Are these two irreconcilable? Are pre-planned conspiracies pointless in the form of play we use? Is it impossible to generate typical detective story suspense in a cinematic type of game?
How do you do it?
Marshall Burns:
I've been working on a game that shoots for something similar, as far as the union of Cinematic and Investigative goes. It's called Witch Trails, and it's sort of like The Good, the Bad, and the Ugly meets "The Legend of Sleepy Hollow."
A big chunk of the cinematic-ness in it comes from the conflict resolution system, which is structured to emulate conflicts in spaghetti Westerns. It also helps that the PCs, by definition, are here to investigate the strange goings-on; it's their job, it's not something they get roped into (contrast to CoC). However, like CoC, they don't always win. They've won 2 out of 3 times so far--but one of those wins wasn't much of a win, in that a lot of people got killed because of the way it was solved. Unlike CoC, there are no perception checks; if there's something present that the PCs need to see, then they see it--the only thing that resolution is used for is conflicts of interest and actions that pose a risk to someone (swimming in a strong current, jumping a chasm on horseback, etc.)
I've posted an account of the second playtest here. This was also the most successful of the tests, and the only one so far that I've GMed myself--which suggests that a big chunk of what was good about it was GM techniques. What I did was prep a villain and his plot, then a touch of back-story for him, and then I prepped a few clues that they would be certain to discover--a major one of which was the girl who went crazy and ate her boyfriend. I briefly prepped a few NPCs that I anticipated the PCs would interrogate (they only did so with one of them). I knew that the PCs would arrive in town and start looking for signs of the strangeness that they're charged to investigate, so the first person they talked to told 'em about the girl. I had no idea who the first person they would talk to would be; I just ran with it. In fact, they interrogated a lot of people I hadn't anticipated, people I didn't even know existed until that point, so I ran with it. Then they decided to do a magic ritual as part of their investigation, so I ran with it. Basically, from moment to moment, I had no clue at all what they were going to do; but since it was limited by the basic PC concept, I could run with it. I was certain that they would discover the villain's plot (because the villain's name kept coming up from everyone they talked to, plus I had him give them strange looks when they came into town), but I didn't know whether they would discover it in time to stop it.

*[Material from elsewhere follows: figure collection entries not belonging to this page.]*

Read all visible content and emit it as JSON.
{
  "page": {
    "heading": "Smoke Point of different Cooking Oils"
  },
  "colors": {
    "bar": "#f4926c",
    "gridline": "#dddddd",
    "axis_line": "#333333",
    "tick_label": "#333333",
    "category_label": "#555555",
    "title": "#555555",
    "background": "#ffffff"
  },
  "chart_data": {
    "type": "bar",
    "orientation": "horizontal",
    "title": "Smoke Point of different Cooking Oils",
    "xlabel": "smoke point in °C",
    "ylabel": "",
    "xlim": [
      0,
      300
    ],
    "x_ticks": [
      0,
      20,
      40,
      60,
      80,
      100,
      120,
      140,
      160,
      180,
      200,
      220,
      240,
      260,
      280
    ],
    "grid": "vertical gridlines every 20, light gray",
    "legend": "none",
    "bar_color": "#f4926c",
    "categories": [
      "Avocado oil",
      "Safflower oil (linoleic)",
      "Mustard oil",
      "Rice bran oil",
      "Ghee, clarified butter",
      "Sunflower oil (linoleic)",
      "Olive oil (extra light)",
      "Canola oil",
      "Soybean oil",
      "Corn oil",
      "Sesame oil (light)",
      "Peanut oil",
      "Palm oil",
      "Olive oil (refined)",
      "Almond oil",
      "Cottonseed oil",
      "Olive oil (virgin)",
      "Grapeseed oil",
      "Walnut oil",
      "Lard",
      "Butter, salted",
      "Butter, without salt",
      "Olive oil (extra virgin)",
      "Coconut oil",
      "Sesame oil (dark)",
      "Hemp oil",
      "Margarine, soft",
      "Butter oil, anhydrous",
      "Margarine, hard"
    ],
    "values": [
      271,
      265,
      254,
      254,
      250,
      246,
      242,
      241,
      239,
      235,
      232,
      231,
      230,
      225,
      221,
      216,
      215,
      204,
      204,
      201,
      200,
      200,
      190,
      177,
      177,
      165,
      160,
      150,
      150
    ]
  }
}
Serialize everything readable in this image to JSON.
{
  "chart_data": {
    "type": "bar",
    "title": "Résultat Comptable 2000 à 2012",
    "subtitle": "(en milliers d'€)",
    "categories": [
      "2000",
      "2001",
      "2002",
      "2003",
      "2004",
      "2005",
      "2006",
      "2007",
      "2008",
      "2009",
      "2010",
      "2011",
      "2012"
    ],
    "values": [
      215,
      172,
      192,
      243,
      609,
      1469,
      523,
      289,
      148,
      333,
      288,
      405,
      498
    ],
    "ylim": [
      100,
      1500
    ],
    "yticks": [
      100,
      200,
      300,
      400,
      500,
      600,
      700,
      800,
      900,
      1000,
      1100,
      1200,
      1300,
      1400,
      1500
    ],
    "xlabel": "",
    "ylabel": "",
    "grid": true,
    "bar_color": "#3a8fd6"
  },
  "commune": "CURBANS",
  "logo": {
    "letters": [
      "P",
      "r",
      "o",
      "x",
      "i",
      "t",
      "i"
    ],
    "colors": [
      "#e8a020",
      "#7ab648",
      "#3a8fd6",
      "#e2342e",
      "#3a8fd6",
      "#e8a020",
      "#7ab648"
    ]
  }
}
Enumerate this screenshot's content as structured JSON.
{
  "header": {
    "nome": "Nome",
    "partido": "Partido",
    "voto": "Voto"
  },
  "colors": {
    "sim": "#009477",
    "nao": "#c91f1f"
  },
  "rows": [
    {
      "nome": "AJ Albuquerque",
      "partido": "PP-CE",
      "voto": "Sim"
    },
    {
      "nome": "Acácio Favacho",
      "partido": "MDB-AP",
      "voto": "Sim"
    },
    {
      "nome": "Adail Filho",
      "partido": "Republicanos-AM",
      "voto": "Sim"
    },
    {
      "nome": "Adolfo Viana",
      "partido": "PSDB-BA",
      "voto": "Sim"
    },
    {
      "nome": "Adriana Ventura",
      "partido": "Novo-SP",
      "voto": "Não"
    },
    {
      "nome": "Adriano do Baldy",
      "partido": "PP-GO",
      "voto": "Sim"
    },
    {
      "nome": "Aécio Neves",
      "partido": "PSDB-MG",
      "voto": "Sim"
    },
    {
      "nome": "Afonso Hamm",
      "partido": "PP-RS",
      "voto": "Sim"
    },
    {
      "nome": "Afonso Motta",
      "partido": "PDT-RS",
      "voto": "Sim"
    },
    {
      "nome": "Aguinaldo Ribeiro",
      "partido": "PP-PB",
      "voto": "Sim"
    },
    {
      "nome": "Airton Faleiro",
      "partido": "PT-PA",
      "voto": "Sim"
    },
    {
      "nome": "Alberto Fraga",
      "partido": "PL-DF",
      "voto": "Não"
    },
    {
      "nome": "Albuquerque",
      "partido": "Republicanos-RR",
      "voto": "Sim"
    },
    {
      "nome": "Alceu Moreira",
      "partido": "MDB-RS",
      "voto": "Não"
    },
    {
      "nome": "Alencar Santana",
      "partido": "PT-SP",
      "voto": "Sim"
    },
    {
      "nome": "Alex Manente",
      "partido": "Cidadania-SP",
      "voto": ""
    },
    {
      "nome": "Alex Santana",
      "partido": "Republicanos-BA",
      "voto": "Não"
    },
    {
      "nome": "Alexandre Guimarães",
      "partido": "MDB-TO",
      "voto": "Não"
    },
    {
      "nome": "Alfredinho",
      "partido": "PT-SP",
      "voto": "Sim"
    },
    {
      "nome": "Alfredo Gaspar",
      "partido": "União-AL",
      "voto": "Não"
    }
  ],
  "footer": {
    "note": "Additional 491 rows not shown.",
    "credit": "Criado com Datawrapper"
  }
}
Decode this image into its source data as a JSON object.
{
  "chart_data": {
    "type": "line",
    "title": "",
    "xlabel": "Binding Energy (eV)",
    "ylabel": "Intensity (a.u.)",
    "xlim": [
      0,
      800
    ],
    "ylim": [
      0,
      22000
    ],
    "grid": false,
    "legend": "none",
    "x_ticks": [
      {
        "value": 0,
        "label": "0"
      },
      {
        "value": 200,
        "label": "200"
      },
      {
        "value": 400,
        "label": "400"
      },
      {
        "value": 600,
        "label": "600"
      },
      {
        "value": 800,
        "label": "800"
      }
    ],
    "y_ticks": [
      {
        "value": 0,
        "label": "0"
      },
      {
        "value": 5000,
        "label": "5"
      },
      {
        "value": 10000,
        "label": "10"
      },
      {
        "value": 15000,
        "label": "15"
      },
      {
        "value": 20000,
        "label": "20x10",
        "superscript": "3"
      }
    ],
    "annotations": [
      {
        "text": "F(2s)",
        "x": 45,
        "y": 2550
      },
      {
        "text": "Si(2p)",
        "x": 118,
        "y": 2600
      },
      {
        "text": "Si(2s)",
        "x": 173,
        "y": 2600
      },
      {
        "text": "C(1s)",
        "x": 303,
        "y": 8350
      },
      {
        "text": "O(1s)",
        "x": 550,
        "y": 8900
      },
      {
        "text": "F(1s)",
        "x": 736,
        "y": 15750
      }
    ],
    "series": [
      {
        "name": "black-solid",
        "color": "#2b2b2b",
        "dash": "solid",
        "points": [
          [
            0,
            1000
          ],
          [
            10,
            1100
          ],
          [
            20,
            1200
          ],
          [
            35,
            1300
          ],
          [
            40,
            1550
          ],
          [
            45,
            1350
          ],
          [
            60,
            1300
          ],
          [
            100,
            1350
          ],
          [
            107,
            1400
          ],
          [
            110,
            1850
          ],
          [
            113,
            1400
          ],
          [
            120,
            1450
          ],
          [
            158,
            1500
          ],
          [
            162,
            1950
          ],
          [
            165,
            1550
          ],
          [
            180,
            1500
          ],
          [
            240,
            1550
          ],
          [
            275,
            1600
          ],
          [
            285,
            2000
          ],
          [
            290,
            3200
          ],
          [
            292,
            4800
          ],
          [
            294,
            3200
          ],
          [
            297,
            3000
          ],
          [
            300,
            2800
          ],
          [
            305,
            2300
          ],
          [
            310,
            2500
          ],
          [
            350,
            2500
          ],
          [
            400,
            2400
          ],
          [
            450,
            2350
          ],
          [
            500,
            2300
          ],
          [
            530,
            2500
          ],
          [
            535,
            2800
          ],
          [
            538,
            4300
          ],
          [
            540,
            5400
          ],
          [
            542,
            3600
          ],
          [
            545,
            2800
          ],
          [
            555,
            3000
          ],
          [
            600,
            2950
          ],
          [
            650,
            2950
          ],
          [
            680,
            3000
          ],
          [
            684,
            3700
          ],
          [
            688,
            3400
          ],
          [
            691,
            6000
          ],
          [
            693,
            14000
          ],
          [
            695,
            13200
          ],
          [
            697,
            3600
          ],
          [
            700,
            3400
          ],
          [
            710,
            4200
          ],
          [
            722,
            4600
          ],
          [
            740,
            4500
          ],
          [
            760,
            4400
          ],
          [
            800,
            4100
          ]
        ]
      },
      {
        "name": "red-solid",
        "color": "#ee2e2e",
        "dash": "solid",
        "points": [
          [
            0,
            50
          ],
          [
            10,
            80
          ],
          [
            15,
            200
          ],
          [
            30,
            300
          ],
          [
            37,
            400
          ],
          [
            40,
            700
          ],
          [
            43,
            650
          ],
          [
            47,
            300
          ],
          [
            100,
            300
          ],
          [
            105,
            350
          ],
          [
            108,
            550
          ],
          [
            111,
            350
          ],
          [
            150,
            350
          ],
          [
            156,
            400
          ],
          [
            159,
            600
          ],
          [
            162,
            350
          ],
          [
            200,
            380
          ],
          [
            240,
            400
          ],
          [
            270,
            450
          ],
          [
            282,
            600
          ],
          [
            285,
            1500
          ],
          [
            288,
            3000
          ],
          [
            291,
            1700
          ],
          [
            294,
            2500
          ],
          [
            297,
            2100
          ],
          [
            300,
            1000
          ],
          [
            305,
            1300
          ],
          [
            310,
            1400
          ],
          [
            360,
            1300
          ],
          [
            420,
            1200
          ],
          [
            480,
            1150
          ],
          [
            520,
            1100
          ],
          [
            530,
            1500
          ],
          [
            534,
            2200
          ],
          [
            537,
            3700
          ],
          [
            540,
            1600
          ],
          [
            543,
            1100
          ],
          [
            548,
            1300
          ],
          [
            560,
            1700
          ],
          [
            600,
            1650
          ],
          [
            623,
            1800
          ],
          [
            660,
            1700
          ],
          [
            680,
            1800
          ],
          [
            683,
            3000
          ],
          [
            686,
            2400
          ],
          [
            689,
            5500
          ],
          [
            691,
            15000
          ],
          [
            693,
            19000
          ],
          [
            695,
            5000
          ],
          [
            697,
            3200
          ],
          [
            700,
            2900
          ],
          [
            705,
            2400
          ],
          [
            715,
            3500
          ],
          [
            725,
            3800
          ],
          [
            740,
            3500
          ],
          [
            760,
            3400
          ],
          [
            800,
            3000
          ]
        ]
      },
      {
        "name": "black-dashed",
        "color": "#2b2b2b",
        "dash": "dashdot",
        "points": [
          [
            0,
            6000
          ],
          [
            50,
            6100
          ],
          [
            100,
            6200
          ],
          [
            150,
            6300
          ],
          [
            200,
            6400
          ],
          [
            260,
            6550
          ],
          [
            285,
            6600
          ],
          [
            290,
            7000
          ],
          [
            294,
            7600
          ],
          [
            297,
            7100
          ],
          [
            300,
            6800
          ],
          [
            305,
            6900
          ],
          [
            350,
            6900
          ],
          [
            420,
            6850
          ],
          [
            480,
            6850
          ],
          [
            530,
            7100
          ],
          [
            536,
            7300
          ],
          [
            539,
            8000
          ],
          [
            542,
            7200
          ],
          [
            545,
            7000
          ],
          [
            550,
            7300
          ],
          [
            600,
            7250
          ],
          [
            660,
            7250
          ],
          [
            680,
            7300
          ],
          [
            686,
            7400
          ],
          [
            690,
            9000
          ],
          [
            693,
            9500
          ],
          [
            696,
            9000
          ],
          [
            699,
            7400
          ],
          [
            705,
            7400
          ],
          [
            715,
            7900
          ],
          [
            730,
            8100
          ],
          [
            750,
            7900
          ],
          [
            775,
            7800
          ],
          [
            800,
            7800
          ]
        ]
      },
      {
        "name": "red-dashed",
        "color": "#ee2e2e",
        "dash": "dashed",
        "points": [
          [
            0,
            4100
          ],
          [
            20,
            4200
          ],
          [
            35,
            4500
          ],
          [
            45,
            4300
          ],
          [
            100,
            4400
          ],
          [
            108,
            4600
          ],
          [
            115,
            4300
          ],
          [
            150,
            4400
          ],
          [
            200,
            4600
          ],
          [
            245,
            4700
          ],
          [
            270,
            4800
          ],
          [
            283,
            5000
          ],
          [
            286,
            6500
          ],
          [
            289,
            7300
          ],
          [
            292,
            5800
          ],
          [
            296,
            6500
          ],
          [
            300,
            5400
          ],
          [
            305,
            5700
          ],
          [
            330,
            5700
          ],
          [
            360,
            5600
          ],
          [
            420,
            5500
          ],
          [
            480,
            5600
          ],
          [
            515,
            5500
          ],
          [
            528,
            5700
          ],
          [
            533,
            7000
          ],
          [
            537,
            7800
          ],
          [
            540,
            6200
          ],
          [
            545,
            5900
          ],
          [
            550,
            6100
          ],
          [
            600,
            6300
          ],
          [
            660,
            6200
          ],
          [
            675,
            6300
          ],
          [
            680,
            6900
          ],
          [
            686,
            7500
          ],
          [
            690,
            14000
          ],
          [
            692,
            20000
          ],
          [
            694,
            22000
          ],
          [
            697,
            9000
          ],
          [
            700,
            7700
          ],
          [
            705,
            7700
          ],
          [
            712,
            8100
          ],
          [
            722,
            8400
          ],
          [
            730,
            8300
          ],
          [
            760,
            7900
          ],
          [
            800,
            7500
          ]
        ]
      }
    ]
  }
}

I didn't even know if they would survive long enough to stop it.
-Marshall
lachek:
Marshall, in that game, how did you handle pacing of vital information?
Did you have "trigger points" for the clues, like "the first person they meet will hand them X" followed by "some supernatural weirdness they do will provide Y" followed by "killing the first outlaw will yield Z"?
And then they had to "figure out" where the clues would lead?
In the playtest, there was a point where you steered the players back on the right path ("Okay, guys, I'm starting to feel bad about this..."). Does that not negate the idea behind investigative suspense, knowing that the GM will put you back on track if you're starting to falter? In our game, knowing that the clues would be discovered regardless of my performance as player or character turned them into colour, not vital information I needed to solve the case.
Did you write a timeline for the villain's "evil deed"? Is that how you became uncertain whether or not the PCs would be able to stop it?
If your prep says to drop the information in the PC's lap without a fight, how does that make the game "investigative"? What part does player performance play in the game?